If anything, the London-based musician’s more recent output with The Comet is Coming, Sons of Kemet and The Ancestors (alongside high profile collaborations, such as last year’s Miles Davis-channeling London Brew super-session) has consolidated his position as possibly the brightest talent of the ongoing brit-jazz resurgence.

This makes the saxophonist’s decision to ditch the instrument he’s become synonymous for in favour of a variety of flutes (most notably Japanese Shakuhachi) for his solo debut even more of an unexpected curveball departure from the predictable script. However, Perceive Its Beauty, Acknowledge Its Grace waves goodbye to more than just saxophone, which Hutchings reportedly packed away indefinitely with two all-star shows in tribute to John Coltrane’s insurmountable jazz totem A Love Supreme in December 2023.

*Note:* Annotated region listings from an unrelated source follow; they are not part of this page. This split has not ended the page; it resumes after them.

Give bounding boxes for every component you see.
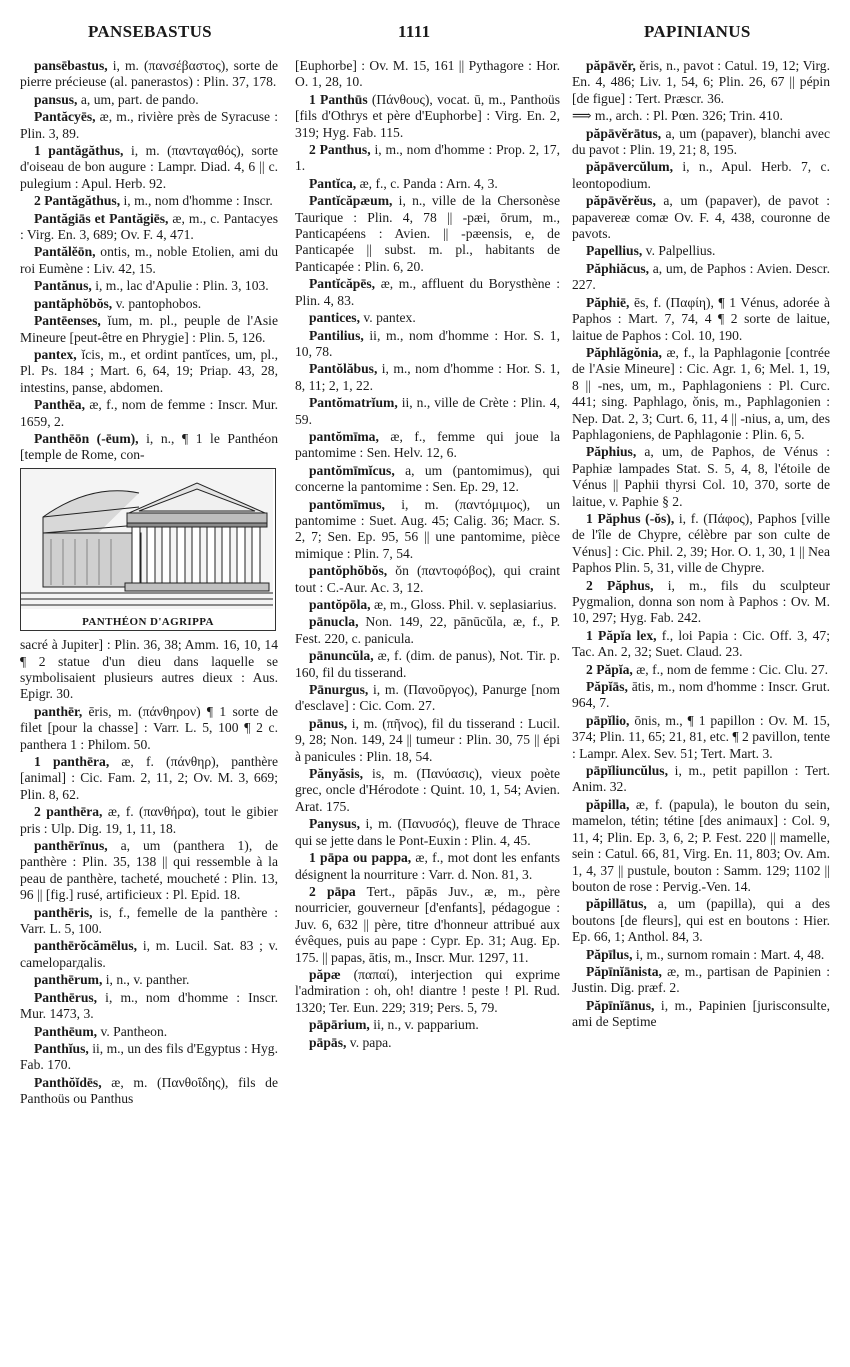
headword: panthēr,	[34, 703, 83, 719]
dictionary-entry	[295, 597, 560, 613]
definition: is, m. (Πανύασις), vieux poète grec, oncle d'Hérodote : Quint. 10, 1, 54; Avien. Arat. 175.	[295, 766, 560, 814]
dictionary-entry	[572, 444, 830, 510]
definition: v. papa.	[346, 1034, 392, 1050]
definition: v. Pantheon.	[97, 1023, 168, 1039]
dictionary-entry	[295, 648, 560, 681]
headword: Pantŏlăbus,	[309, 361, 378, 377]
headword: 2 Păpĭa,	[586, 661, 633, 677]
definition: i, n., v. panther.	[102, 972, 190, 988]
headword: pantăphŏbŏs,	[34, 295, 113, 311]
definition: i, m., fils du sculpteur Pygmalion, donna son nom à Paphos : Ov. M. 10, 297; Hyg. Fab. 242.	[572, 577, 830, 626]
definition: a, um (pantomimus), qui concerne la pantomime : Sen. Ep. 29, 12.	[295, 462, 560, 495]
definition: æ, m., rivière près de Syracuse : Plin. 3, 89.	[20, 109, 278, 141]
headword: Păphius,	[586, 444, 637, 460]
dictionary-entry	[572, 998, 830, 1031]
definition: i, m., nom d'homme : Inscr.	[120, 193, 273, 209]
dictionary-entry	[295, 682, 560, 715]
headword: păpāvĕr,	[586, 58, 636, 73]
headword: Panthŏĭdēs,	[34, 1074, 102, 1090]
definition: i, m., nom d'homme : Prop. 2, 17, 1.	[295, 142, 560, 174]
dictionary-entry	[20, 211, 278, 244]
pantheon-illustration-drawing	[21, 469, 273, 609]
column-2	[295, 58, 560, 1052]
definition: ⟹ m., arch. : Pl. Pœn. 326; Trin. 410.	[572, 108, 783, 124]
dictionary-entry	[295, 310, 560, 326]
dictionary-entry	[20, 1024, 278, 1040]
definition: æ, m., Gloss. Phil. v. seplasiarius.	[370, 597, 557, 612]
definition: a, um (panthera 1), de panthère : Plin. 35, 138 || qui ressemble à la peau de panthère, tacheté, moucheté : Plin. 13, 96 || [fig.] rusé, artificieux : Pl. Epid. 18.	[20, 838, 278, 903]
definition: v. pantophobos.	[112, 295, 202, 311]
definition: i, m., nom d'homme : Hor. S. 1, 8, 11; 2, 1, 22.	[295, 361, 560, 393]
headword: 2 Păphus,	[586, 577, 654, 593]
dictionary-entry	[572, 763, 830, 796]
dictionary-entry	[572, 58, 830, 107]
headword: Panysus,	[309, 816, 360, 832]
headword: 2 panthēra,	[34, 804, 103, 820]
dictionary-entry	[20, 938, 278, 971]
headword: 1 Păpĭa lex,	[586, 627, 657, 643]
definition: æ, f., femme qui joue la pantomime : Sen. Helv. 12, 6.	[295, 428, 560, 461]
headword: Pantĭca,	[309, 175, 357, 191]
dictionary-entry	[572, 578, 830, 627]
definition: æ, f. (πανθήρα), tout le gibier pris : Ulp. Dig. 19, 1, 11, 18.	[20, 804, 278, 836]
dictionary-entry	[295, 614, 560, 647]
dictionary-entry	[295, 395, 560, 428]
headword: pāpĭliuncŭlus,	[586, 763, 668, 779]
headword: Pantălĕōn,	[34, 244, 96, 260]
headword: Pănyăsis,	[309, 766, 364, 782]
definition: ĭcis, m., et ordint pantĭces, um, pl., Pl. Ps. 184 ; Mart. 6, 64, 19; Priap. 43, 28, intestins, panse, abdomen.	[20, 346, 278, 395]
definition: æ, m. (Πανθοΐδης), fils de Panthoüs ou Panthus	[20, 1074, 278, 1107]
headword: păpāvĕrātus,	[586, 125, 662, 141]
illustration-caption: PANTHÉON D'AGRIPPA	[82, 615, 214, 628]
headword: pānuncŭla,	[309, 648, 374, 664]
definition: æ, f. (πάνθηρ), panthère [animal] : Cic. Fam. 2, 11, 2; Ov. M. 3, 669; Plin. 8, 62.	[20, 754, 278, 802]
dictionary-entry	[295, 429, 560, 462]
headword: pāpās,	[309, 1034, 347, 1050]
running-head-right: PAPINIANUS	[644, 22, 751, 41]
definition: i, m., petit papillon : Tert. Anim. 32.	[572, 763, 830, 795]
definition: ii, n., ville de Crète : Plin. 4, 59.	[295, 395, 560, 427]
headword: 1 panthēra,	[34, 754, 110, 769]
definition: æ, f. (dim. de panus), Not. Tir. p. 160, fil du tisserand.	[295, 648, 560, 680]
headword: panthērŏcămēlus,	[34, 938, 138, 954]
dictionary-entry	[20, 990, 278, 1023]
definition: (παπαί), interjection qui exprime l'admiration : oh, oh! diantre ! peste ! Pl. Rud. 1320; Ter. Eun. 229; 319; Pers. 5, 79.	[295, 966, 560, 1015]
dictionary-entry	[295, 193, 560, 275]
headword: 1 pāpa ou pappa,	[309, 850, 412, 866]
entry-continuation	[572, 108, 830, 124]
headword: 1 pantăgăthus,	[34, 143, 124, 159]
definition: a, um, de Paphos, de Vénus : Paphiæ lampades Stat. S. 5, 4, 8, l'étoile de Vénus || Paphii thyrsi Col. 10, 370, sorte de laitue, v. Paphie § 2.	[572, 444, 830, 509]
headword: 2 Pantăgăthus,	[34, 193, 121, 209]
definition: ŏn (παντοφόβος), qui craint tout : C.-Aur. Ac. 3, 12.	[295, 563, 560, 595]
headword: pansēbastus,	[34, 58, 108, 73]
definition: i, m. (Πανυσός), fleuve de Thrace qui se jette dans le Pont-Euxin : Plin. 4, 45.	[295, 816, 560, 848]
headword: Panthēa,	[34, 397, 85, 413]
definition: æ, f., c. Panda : Arn. 4, 3.	[356, 175, 498, 191]
dictionary-entry	[20, 143, 278, 192]
definition: æ, f. (papula), le bouton du sein, mamelon, tétin; tétine [des animaux] : Col. 9, 11, 4; Plin. Ep. 3, 6, 2; P. Fest. 220 || mamelle, sein : Catul. 66, 81, Virg. En. 11, 803; Ov. Am. 1, 4, 37 || pustule, bouton : Samm. 129; 1102 || bouton de rose : Pervig.-Ven. 14.	[572, 796, 830, 894]
definition: i, m. (πανταγαθός), sorte d'oiseau de bon augure : Lampr. Diad. 4, 6 || c. pulegium : Apul. Herb. 92.	[20, 143, 278, 191]
headword: pantices,	[309, 310, 360, 326]
definition: a, um (papilla), qui a des boutons [de fleurs], qui est en boutons : Hier. Ep. 66, 1; Anthol. 84, 3.	[572, 896, 830, 945]
definition: ii, m., un des fils d'Egyptus : Hyg. Fab. 170.	[20, 1040, 278, 1073]
dictionary-entry	[295, 1035, 560, 1051]
headword: panthērum,	[34, 972, 103, 988]
dictionary-entry	[20, 244, 278, 277]
dictionary-entry	[20, 838, 278, 904]
dictionary-entry	[20, 278, 278, 294]
headword: Pānurgus,	[309, 682, 369, 698]
dictionary-entry	[20, 296, 278, 312]
dictionary-entry	[572, 261, 830, 294]
dictionary-entry	[20, 109, 278, 142]
definition: (Πάνθους), vocat. ū, m., Panthoüs [fils d'Othrys et père d'Euphorbe] : Virg. En. 2, 319; Hyg. Fab. 115.	[295, 91, 561, 140]
definition: i, n., ville de la Chersonèse Taurique : Plin. 4, 78 || -pæi, ōrum, m., Panticapéens : Avien. || -pæensis, e, de Panticapée || subst. m. pl., habitants de Panticapée : Plin. 6, 20.	[295, 193, 560, 274]
headword: Panthēōn (-ēum),	[34, 430, 139, 446]
headword: pantŏmīma,	[309, 428, 379, 444]
definition: i, m., Papinien [jurisconsulte, ami de Septime	[572, 997, 830, 1030]
dictionary-entry	[572, 679, 830, 712]
headword: păpilla,	[586, 796, 630, 812]
headword: Pantănus,	[34, 278, 92, 294]
dictionary-entry	[295, 1017, 560, 1033]
dictionary-entry	[572, 797, 830, 895]
definition: ii, m., nom d'homme : Hor. S. 1, 10, 78.	[295, 327, 560, 359]
headword: 1 Păphus (-ŏs),	[586, 510, 675, 526]
headword: 1 Panthūs	[309, 91, 368, 107]
definition: æ, m., c. Pantacyes : Virg. En. 3, 689; Ov. F. 4, 471.	[20, 210, 278, 243]
dictionary-entry	[20, 972, 278, 988]
definition: v. pantex.	[359, 310, 416, 326]
page-number: 1111	[398, 22, 431, 41]
dictionary-entry	[295, 92, 560, 141]
definition: æ, m., affluent du Borysthène : Plin. 4, 83.	[295, 276, 560, 308]
definition: ēris, m. (πάνθηρον) ¶ 1 sorte de filet [pour la chasse] : Varr. L. 5, 100 ¶ 2 c. panthera 1 : Philom. 50.	[20, 703, 278, 752]
dictionary-entry	[295, 716, 560, 765]
running-head-left: PANSEBASTUS	[88, 22, 212, 41]
dictionary-entry	[295, 563, 560, 596]
dictionary-entry	[572, 243, 830, 259]
headword: Pantăgiās et Pantăgiēs,	[34, 210, 169, 226]
definition: i, m. (πῆνος), fil du tisserand : Lucil. 9, 28; Non. 149, 24 || tumeur : Plin. 30, 75 || épi à panicules : Plin. 18, 54.	[295, 715, 560, 764]
definition: æ, f., nom de femme : Inscr. Mur. 1659, 2.	[20, 397, 278, 429]
definition: i, m. (Πανοῦργος), Panurge [nom d'esclave] : Cic. Com. 27.	[295, 682, 560, 714]
definition: f., loi Papia : Cic. Off. 3, 47; Tac. An. 2, 32; Suet. Claud. 23.	[572, 627, 830, 660]
definition: sacré à Jupiter] : Plin. 36, 38; Amm. 16, 10, 14 ¶ 2 statue d'un dieu dans laquelle se symbolisaient plusieurs autres dieux : Aus. Epigr. 30.	[20, 637, 278, 702]
definition: i, m., nom d'homme : Inscr. Mur. 1473, 3.	[20, 989, 278, 1022]
headword: pantŏpōla,	[309, 597, 371, 612]
dictionary-entry	[295, 463, 560, 496]
dictionary-entry	[20, 1041, 278, 1074]
dictionary-entry	[295, 967, 560, 1016]
headword: păpillātus,	[586, 896, 647, 912]
headword: păpāvercŭlum,	[586, 159, 673, 175]
headword: Pantĭcăpæum,	[309, 193, 393, 209]
column-3	[572, 58, 830, 1032]
dictionary-entry	[295, 766, 560, 815]
definition: i, f. (Πάφος), Paphos [ville de l'île de Chypre, célèbre par son culte de Vénus] : Cic. Phil. 2, 39; Hor. O. 1, 30, 1 || Nea Paphos Plin. 5, 31, ville de Chypre.	[572, 510, 830, 576]
headword: păpāvĕrĕus,	[586, 193, 656, 209]
headword: pansus,	[34, 91, 78, 107]
dictionary-entry	[572, 511, 830, 577]
definition: æ, f., mot dont les enfants désignent la nourriture : Varr. d. Non. 81, 3.	[295, 850, 560, 882]
headword: panthēris,	[34, 904, 93, 920]
headword: Panthĭus,	[34, 1040, 89, 1056]
definition: a, um, de Paphos : Avien. Descr. 227.	[572, 260, 830, 293]
definition: ōnis, m., ¶ 1 papillon : Ov. M. 15, 374; Plin. 11, 65; 21, 81, etc. ¶ 2 pavillon, tente : Lampr. Alex. Sev. 51; Tert. Mart. 3.	[572, 712, 830, 761]
dictionary-entry	[295, 850, 560, 883]
dictionary-entry	[572, 628, 830, 661]
headword: pantŏmīmus,	[309, 496, 385, 512]
dictionary-entry	[295, 884, 560, 966]
definition: i, m. (παντόμιμος), un pantomime : Suet. Aug. 45; Calig. 36; Macr. S. 2, 7; Sen. Ep. 95, 56 || une pantomime, pièce mimique : Plin. 7, 54.	[295, 496, 560, 561]
dictionary-entry	[295, 816, 560, 849]
dictionary-entry	[572, 896, 830, 945]
dictionary-entry	[295, 276, 560, 309]
dictionary-entry	[295, 176, 560, 192]
dictionary-entry	[572, 193, 830, 242]
headword: Păphlăgŏnia,	[586, 344, 662, 360]
definition: ontis, m., noble Etolien, ami du roi Eumène : Liv. 42, 15.	[20, 244, 278, 276]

Hutchings’s London-based bands (especially the hypnotic electro-jazz hybrids of The Comet is Coming) have tended to emphasise sweaty physicality and intense dynamics, with Hutchings’s sax starring in an assertive, exclamatory lead role. With those bands now on indefinite hiatus, Perceive Its Beauty, Acknowledge Its Grace (featuring predominantly US musicians, including Miguel Atwood-Ferguson and harpist Brendee Younger) is a profoundly hushed and at times almost confrontationally contemplative offering. Tracks like the gently swirling (and deeply beautiful) opener “End of Innocence” celebrate the meditative spaces between the notes to a point where the ‘it’ the album’s title invites us to assess and appreciate could very well be silence, broken by Hutchings’s calmly pirouetting melodic flights and gently percussive note clusters.

Although most of the album was recorded in New Jersey’s historic jazz landmark Van Gelder Studio (the lab that birthed some indelible classics on Hutchings’ current label, legendary avant-jazz imprint Impulse!), it’s debatable whether this music operates within the generally acknowledged parameters of jazz. Granted, there are nods (wordless ululations that could have waltzed in from a vintage Pharoah Sanders epic, spoken word recitals emphasizing spiritual wellbeing and social history) towards the cult classics of 1970s spiritual jazz. More often, Perceive Its Beauty, Acknowledge Its Grace draws deep from the meditative moods of instrumental New Age music (genre’s founding father Laraaji guests). The Floating Points-assisted, gradually intensifying propulsion of “I’ll Do Whatever You Want” (also featuring fellow recent flute convert Andre 3000) isn’t far from the kosmische prowess of proto-electronica pioneers ala Ash Ra Tempel and Harmonia. Best of all, the quietly soaring “Living” and “Kiss Me Before I Forget” (featuring the vocals of Eska and Lianne La Havas) hint at a weightlessly disembodied, emotionally resonant ambient pop.

Perceive Its Beauty, Acknowledge Its Grace isn’t an easy sell at a time thoroughly infested with quick thrills and instant gratification. Give it time to bloom, however, and these tracks are infused with plenty of the qualities referred to in the album’s title.